Two weeks ago, in the Gabelli Aerospace Supplier conference in New York, the suppliers presented a gloomy outlook for commercial aerospace. Some of them do not expect a recovery until 2004. This would be critical for suppliers without exposure to military related business. While civil aftermarket is expected to be sharply lower for this year, suppliers see some stabilisation in sales, and some signs of a pick-up outside the U.S. The respite comes from the defence sector, where orders from the U.S. military continue to be strong.
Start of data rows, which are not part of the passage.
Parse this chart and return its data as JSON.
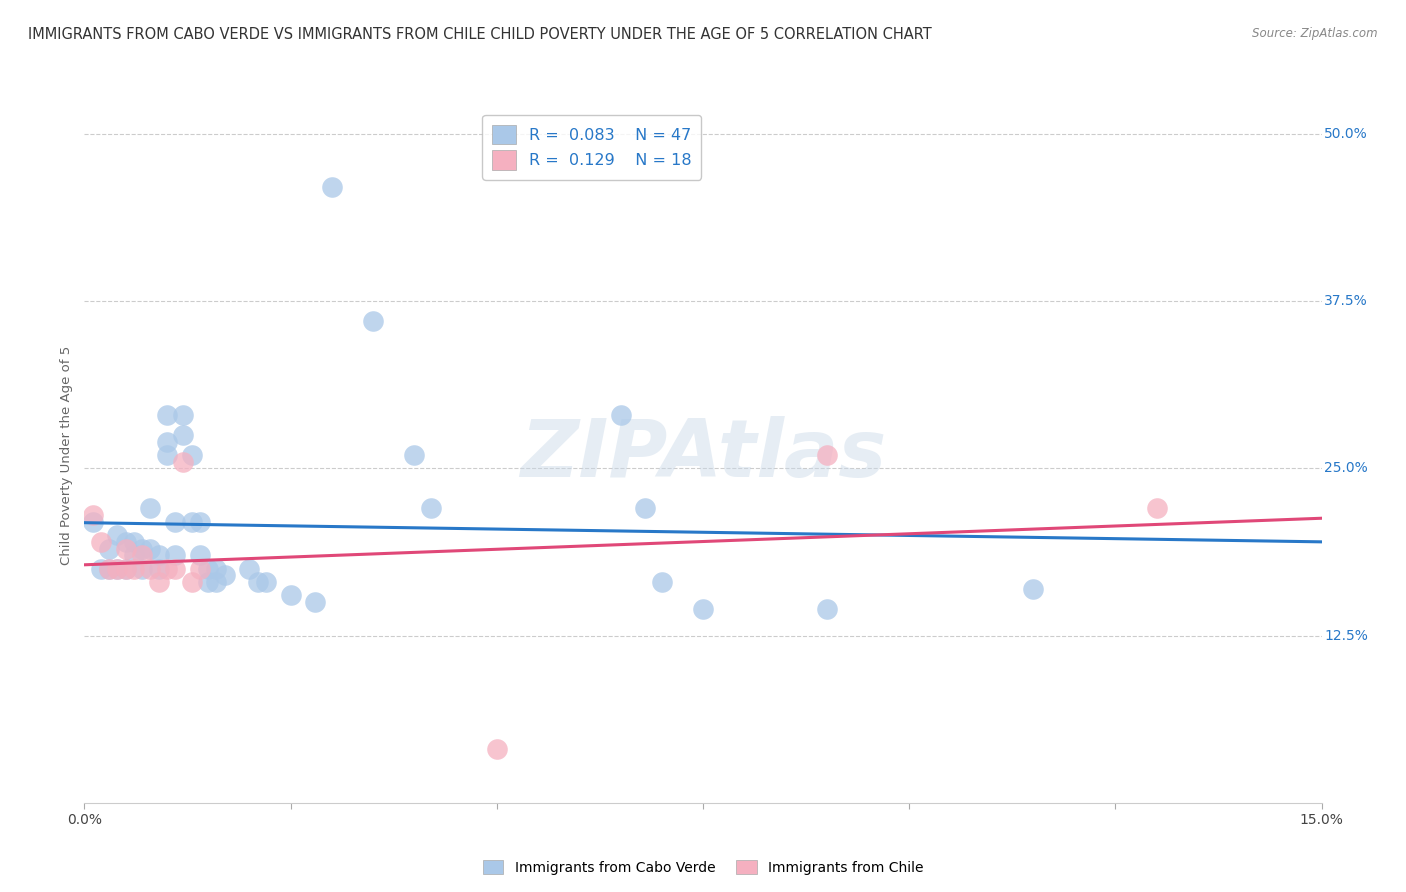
{
  "title": "IMMIGRANTS FROM CABO VERDE VS IMMIGRANTS FROM CHILE CHILD POVERTY UNDER THE AGE OF 5 CORRELATION CHART",
  "source": "Source: ZipAtlas.com",
  "ylabel": "Child Poverty Under the Age of 5",
  "xlim": [
    0.0,
    0.15
  ],
  "ylim": [
    0.0,
    0.52
  ],
  "ytick_right_labels": [
    "50.0%",
    "37.5%",
    "25.0%",
    "12.5%"
  ],
  "ytick_right_values": [
    0.5,
    0.375,
    0.25,
    0.125
  ],
  "cabo_verde_R": 0.083,
  "cabo_verde_N": 47,
  "chile_R": 0.129,
  "chile_N": 18,
  "cabo_verde_color": "#aac8e8",
  "chile_color": "#f5b0c0",
  "cabo_verde_line_color": "#2878c8",
  "chile_line_color": "#e04878",
  "cabo_verde_points": [
    [
      0.001,
      0.21
    ],
    [
      0.002,
      0.175
    ],
    [
      0.003,
      0.19
    ],
    [
      0.003,
      0.175
    ],
    [
      0.004,
      0.2
    ],
    [
      0.004,
      0.175
    ],
    [
      0.005,
      0.195
    ],
    [
      0.005,
      0.175
    ],
    [
      0.006,
      0.195
    ],
    [
      0.006,
      0.185
    ],
    [
      0.007,
      0.19
    ],
    [
      0.007,
      0.175
    ],
    [
      0.008,
      0.22
    ],
    [
      0.008,
      0.19
    ],
    [
      0.009,
      0.185
    ],
    [
      0.009,
      0.175
    ],
    [
      0.01,
      0.29
    ],
    [
      0.01,
      0.27
    ],
    [
      0.01,
      0.26
    ],
    [
      0.011,
      0.21
    ],
    [
      0.011,
      0.185
    ],
    [
      0.012,
      0.29
    ],
    [
      0.012,
      0.275
    ],
    [
      0.013,
      0.26
    ],
    [
      0.013,
      0.21
    ],
    [
      0.014,
      0.21
    ],
    [
      0.014,
      0.185
    ],
    [
      0.015,
      0.175
    ],
    [
      0.015,
      0.165
    ],
    [
      0.016,
      0.175
    ],
    [
      0.016,
      0.165
    ],
    [
      0.017,
      0.17
    ],
    [
      0.02,
      0.175
    ],
    [
      0.021,
      0.165
    ],
    [
      0.022,
      0.165
    ],
    [
      0.025,
      0.155
    ],
    [
      0.028,
      0.15
    ],
    [
      0.03,
      0.46
    ],
    [
      0.035,
      0.36
    ],
    [
      0.04,
      0.26
    ],
    [
      0.042,
      0.22
    ],
    [
      0.065,
      0.29
    ],
    [
      0.068,
      0.22
    ],
    [
      0.07,
      0.165
    ],
    [
      0.075,
      0.145
    ],
    [
      0.09,
      0.145
    ],
    [
      0.115,
      0.16
    ]
  ],
  "chile_points": [
    [
      0.001,
      0.215
    ],
    [
      0.002,
      0.195
    ],
    [
      0.003,
      0.175
    ],
    [
      0.004,
      0.175
    ],
    [
      0.005,
      0.19
    ],
    [
      0.005,
      0.175
    ],
    [
      0.006,
      0.175
    ],
    [
      0.007,
      0.185
    ],
    [
      0.008,
      0.175
    ],
    [
      0.009,
      0.165
    ],
    [
      0.01,
      0.175
    ],
    [
      0.011,
      0.175
    ],
    [
      0.012,
      0.255
    ],
    [
      0.013,
      0.165
    ],
    [
      0.014,
      0.175
    ],
    [
      0.05,
      0.04
    ],
    [
      0.09,
      0.26
    ],
    [
      0.13,
      0.22
    ]
  ],
  "grid_color": "#cccccc",
  "background_color": "#ffffff",
  "title_fontsize": 10.5,
  "axis_label_fontsize": 9.5,
  "tick_fontsize": 10,
  "legend_fontsize": 11.5
}
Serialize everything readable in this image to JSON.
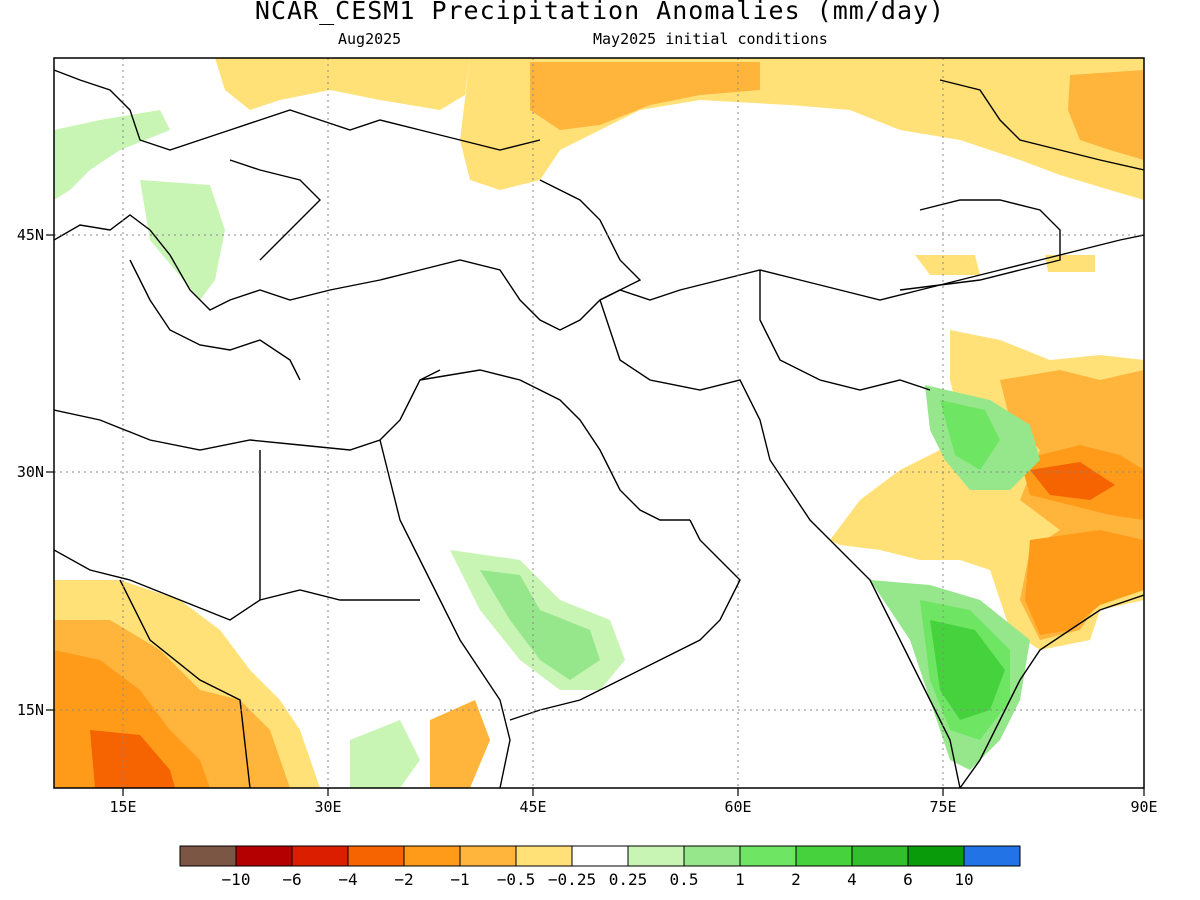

Boeing Co. (BA, $35.58, CSFB recommendation: Outperform) narrowly avoided a strike. 62% of machinists rejected the contract from the company and 61% wanted a strike. Nevertheless, under the union's rules, the contract is accepted and the strike is rejected because the limit of 2/3 of the machinists was not reached. This would allow Boeing new job-flexibility rules, which would help the company manage its business in the current weak environment. We believe management would not wait long before cutting jobs due to continuing losses in airlines. We remain cautious for the coming months on the company. High U.S. defence expenses is currently supporting stock price, but it is difficult to say if they would remain as commercial aviation business remains weak. Hold

General Dynamics Corp. (GD, $83.02, CSFB recommendation: Neutral) announced recently the addition of three new aircraft to its business jet line. The new Gulfstream will fill in the gaps between its existing models, and the full line will include seven aircrafts that rage in price from $11.5-44.8 million. It would be able to offer business jets more suitable for its customers. Furthermore, with the new models, the company covers the complete spectrum of business jet market without increasing extremely its costs. The new jets are based on existing Gulfstream models and the company already received a $1.5 billion order for 50 new Gulfstream and an option for 50 more. The company won a $3.17 billion contract from the U.S. Navy to build destroyers. 48% of GD's business is related to the U.S. Army and its allies. In spite of a weak commercial aviation business, we remain positive on the company (target price $100) due to its exposure to military sector.

• The OPEC in the spotlight

On the 19th of September the OPEC will meet in Osaka to decide on their output quotas. So far several members have shown reluctance to increase the output, with the reason that they see the increase more as a result of the tension on Iraq, rather than from the demand side.